Suppose none of that is happening. Suppose instead that both the United States and Israel are going to prosper and grow, based in part on their economic relationship with India. Suppose that Israel’s extraordinary culture of high-tech innovation will be energized by the relationship with India so that Israel’s technological and scientific lead over its neighbors continues to grow over time. Suppose that Indian power will be returning to the Gulf and East Africa, and that not only Pakistan but the Arab world will be increasingly focused on accommodating the rise of a new regional, and ultimately global, superpower. Add to this that immense natural gas discoveries off Israel’s coastline are revolutionizing the country’s long term economic position and security strategy.

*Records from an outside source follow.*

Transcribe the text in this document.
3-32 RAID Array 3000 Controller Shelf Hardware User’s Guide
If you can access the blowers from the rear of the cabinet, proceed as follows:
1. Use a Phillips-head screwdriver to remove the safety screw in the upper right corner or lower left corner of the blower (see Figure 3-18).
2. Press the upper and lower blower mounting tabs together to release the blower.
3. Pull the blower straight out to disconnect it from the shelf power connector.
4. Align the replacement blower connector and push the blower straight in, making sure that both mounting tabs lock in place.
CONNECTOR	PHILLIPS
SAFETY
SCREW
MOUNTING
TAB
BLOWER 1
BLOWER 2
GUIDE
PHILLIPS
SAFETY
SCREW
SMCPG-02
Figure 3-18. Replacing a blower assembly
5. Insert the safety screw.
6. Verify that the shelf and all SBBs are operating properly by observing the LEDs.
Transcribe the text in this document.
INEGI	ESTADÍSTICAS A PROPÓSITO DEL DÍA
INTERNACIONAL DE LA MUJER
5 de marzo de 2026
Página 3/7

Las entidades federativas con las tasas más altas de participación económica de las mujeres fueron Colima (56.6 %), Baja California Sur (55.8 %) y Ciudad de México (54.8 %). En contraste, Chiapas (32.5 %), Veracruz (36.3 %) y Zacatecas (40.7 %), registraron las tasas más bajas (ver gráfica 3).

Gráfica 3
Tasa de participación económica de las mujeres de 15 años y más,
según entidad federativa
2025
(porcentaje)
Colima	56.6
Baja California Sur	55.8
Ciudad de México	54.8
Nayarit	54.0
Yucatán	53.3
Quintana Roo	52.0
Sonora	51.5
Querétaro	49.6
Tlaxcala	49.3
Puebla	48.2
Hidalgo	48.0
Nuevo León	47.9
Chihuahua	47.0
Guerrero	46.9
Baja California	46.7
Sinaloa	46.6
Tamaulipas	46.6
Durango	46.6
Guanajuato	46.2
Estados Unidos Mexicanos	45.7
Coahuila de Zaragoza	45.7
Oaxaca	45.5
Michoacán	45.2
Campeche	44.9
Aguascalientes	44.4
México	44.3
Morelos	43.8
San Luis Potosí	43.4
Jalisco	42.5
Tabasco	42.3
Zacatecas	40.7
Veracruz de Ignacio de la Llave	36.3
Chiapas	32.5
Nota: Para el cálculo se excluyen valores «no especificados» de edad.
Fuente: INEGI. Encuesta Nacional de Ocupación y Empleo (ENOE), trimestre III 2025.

In that kind of world the arguments and the ideas of religious radicals won’t make much sense to most people. On the other hand, the economic dynamism created by the explosive growth of the Indian economy (assuming of course that the trend toward double-digit GDP growth continues) will offer the Arab world (and Pakistan) new opportunities for rapid economic development of their own. At the same time, the growing diplomatic and political influence that a rising India will have in the region will add new weight to American efforts to help the region move toward peace and reconciliation. In this kind of world, Islamic radicalism can’t deliver and its basic assumptions look shallow and unconvincing.

Read the whole thing.

1 Comments:

At 1:25 PM, Blogger NormanF said...

India only established diplomatic relations with Israel in 1992 after decades of hostility and holding the Jewish State at arm's length. The country had shifted from a socialist Third World orientation to a free enterprise one has plans to become a developed country. Its the second largest country in terms of population after China and is a democracy. Like Israel it has faced the brunt of Islamic terrorism, mostly notably from Pakistan. In the past, Israel could have counted on Turkey, Iran and Ethiopia to stabilize the Middle East. In the future that role will increasingly fall to India. There is a good case to made that radical Islamism is a dead end and provided Iran's nuclear ambitions can be thwarted, the rest of the 21st Century will belong to fast growing, open and adaptive societies that take full advantage of their human capital and natural resources to shape the world around them. That could well indeed be the Islamists' worst nightmare.